Different rules may apply to goods subject to a state monopoly, for example alcoholic beverages or tobacco products. Depending on local legislation, some cargo may be forbidden for import or export. If cargo is transiting through a non-EU country, customs will not have to be paid but customs authorities may request invoices and transit documents.
Who pays road freight customs charges for international shipments?
International freight customs charges are usually paid by the receiver unless otherwise agreed with the shipper based on the Incoterms or purchase agreement. The amount of duty to be paid by the receiver depends on the information provided in the customs declaration and supporting documents, as well as any additional information requested by customs authorities.
Can the sender pay for international freight customs charges?

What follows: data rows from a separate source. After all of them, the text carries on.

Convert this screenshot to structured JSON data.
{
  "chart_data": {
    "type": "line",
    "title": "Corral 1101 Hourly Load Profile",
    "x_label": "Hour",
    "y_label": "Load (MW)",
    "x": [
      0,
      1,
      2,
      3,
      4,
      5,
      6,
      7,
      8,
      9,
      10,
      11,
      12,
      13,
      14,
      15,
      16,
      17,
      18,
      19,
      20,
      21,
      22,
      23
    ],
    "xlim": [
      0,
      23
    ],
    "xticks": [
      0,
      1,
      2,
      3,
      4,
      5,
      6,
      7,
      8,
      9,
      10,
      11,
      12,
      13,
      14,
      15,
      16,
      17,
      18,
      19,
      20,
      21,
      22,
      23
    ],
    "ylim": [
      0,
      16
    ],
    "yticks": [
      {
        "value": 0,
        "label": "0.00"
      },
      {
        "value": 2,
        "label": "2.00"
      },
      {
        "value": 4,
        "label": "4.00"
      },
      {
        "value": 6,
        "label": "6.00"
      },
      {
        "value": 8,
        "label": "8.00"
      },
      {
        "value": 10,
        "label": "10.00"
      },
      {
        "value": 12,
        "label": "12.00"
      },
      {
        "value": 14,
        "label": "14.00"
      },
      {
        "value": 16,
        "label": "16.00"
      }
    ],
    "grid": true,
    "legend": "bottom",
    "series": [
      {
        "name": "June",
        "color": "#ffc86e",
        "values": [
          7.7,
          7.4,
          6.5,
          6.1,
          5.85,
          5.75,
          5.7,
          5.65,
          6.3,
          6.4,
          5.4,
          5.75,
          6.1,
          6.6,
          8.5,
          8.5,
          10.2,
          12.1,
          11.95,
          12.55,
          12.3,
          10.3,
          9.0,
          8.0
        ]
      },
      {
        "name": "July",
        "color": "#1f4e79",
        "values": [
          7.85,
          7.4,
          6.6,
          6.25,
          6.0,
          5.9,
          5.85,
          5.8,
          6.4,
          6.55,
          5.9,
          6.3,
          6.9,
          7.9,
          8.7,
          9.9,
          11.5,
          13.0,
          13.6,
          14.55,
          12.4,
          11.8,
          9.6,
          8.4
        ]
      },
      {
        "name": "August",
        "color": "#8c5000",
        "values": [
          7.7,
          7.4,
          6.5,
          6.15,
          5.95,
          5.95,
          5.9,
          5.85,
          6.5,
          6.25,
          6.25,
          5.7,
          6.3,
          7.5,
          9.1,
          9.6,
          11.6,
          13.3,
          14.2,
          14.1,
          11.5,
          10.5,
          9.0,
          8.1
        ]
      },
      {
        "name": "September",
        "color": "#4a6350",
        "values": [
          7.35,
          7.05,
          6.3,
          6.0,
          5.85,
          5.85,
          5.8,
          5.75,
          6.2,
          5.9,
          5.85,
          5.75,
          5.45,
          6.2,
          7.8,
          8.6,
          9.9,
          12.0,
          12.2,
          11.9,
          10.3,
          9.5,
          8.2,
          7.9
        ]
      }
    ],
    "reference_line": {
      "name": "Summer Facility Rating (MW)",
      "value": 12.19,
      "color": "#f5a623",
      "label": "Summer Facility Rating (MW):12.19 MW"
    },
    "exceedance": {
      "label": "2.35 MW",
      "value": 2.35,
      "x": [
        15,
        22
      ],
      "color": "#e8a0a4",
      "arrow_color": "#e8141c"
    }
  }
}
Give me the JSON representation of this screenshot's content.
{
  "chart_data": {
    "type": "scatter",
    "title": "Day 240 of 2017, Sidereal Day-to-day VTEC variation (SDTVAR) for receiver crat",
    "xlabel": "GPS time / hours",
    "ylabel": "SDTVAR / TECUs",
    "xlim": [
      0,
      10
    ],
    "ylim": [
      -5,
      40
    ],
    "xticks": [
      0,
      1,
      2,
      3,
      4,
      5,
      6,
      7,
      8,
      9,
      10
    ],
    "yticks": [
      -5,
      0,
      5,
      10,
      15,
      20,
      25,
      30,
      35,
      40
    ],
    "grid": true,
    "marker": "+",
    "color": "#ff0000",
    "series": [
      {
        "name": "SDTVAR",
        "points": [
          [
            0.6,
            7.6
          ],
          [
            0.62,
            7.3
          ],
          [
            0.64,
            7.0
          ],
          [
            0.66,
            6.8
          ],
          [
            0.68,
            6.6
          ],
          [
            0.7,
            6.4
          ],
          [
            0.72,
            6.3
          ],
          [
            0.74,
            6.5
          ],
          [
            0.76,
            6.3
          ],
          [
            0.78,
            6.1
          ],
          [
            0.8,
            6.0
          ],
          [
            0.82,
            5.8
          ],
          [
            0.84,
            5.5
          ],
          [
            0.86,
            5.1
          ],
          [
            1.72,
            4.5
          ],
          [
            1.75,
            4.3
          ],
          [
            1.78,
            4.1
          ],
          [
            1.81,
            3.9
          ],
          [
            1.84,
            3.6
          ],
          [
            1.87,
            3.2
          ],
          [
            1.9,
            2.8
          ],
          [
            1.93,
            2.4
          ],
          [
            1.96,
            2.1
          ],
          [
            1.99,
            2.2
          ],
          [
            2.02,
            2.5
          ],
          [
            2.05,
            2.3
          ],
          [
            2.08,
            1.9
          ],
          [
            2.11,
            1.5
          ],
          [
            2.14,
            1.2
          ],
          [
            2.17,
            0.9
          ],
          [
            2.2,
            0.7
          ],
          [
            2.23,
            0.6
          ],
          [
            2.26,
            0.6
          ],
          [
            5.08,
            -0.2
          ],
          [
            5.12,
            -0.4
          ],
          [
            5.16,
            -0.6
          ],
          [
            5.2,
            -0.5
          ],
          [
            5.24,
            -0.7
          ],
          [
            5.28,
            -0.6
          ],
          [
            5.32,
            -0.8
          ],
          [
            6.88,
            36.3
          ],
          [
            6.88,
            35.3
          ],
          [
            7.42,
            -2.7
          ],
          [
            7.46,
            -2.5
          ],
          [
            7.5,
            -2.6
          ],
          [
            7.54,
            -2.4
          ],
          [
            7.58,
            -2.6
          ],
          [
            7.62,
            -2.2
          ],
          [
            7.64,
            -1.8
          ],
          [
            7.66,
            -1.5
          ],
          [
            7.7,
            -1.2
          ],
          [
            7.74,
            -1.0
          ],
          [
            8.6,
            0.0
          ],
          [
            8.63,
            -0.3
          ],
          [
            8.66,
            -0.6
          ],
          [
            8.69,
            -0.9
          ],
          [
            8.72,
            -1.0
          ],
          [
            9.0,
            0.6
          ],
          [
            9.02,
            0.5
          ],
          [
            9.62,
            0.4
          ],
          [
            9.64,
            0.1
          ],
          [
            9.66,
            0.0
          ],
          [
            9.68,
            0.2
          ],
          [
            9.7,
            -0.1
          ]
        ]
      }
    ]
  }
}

Yes, although it is more common for the recipient to pay for the customs charges, some shippers may agree for the sender to cover the road freight customs charges under specific Incoterms, for example if they are buying under the DDP. The customs authorities will contact the receiver of the freight shipment to instruct them on paying the duties.
How much are customs fees for high-value cargo?
The customs clearance fees for shipping high-value cargo will depend on what you are shipping and the regulations of the destination country. When booking freight transport with Eurosender, you should check the customs procedures that apply in your specific case and determine if other factors may influence your freight customs charges.
What international freight customs charges should I expect to pay for goods arriving by air?
The different methods of cargo shipping have different sets of charges. Air freight transport costs are included in the customs value, depending on the Incoterm agreement. There may be additional freight customs charges or excise tax for storing or handling dangerous goods. For more accurate information as to what freight customs charges would apply for your own particular cargo and circumstances, please contact our logistics experts.
How long does cargo customs clearance take?
The time it takes for your freight to pass through international customs will depend on a number of factors, including:
  • Destination country
  • Type of cargo to be cleared
  • Number of shipments moving through customs at the same time
  • Customs inspections
In general, you can expect most cargo to be cleared by customs in 12-24 hours. If you are shipping as a business, consider the maximum delay as the time it will take for the freight to clear customs and communicate this to your customers. This will help maintain higher customer satisfaction and minimise disappointment.
Why is my cargo being held at customs?
In most cases, goods are held by customs authorities to check if the declared value is accurate. Other reasons may be incomplete paperwork or prohibited items in the content. Unfortunately, neither Eurosender nor the carrier can stop or accelerate customs procedures. If your freight tracking status indicates that your cargo is being held at customs, it may take a couple of hours to a few days for the goods to be released for delivery.
Can I refuse to pay freight customs charges?
Yes you can, but you may encounter the following problems if you refuse to pay freight customs fees:
  • The cargo will be destroyed.
  • The cargo will be stored and additional costs may be incurred.
What if I declare a lower value for my freight shipment in the documents for customs clearance?
It is a serious offence to declare a lower value to avoid paying freight customs charges. Customs authorities in the destination country inspect all incoming cargo. You may be charged a penalty for writing false information about the value of the freight shipment in the customs declaration and your cargo will be seized.
All information presented on this page is true and correct as of July 2022 but is subject to change at any time. Eurosender will not be liable for inappropriate, incomplete or inaccurate data presented. Still, we do our best always to have up-to-date information on our page.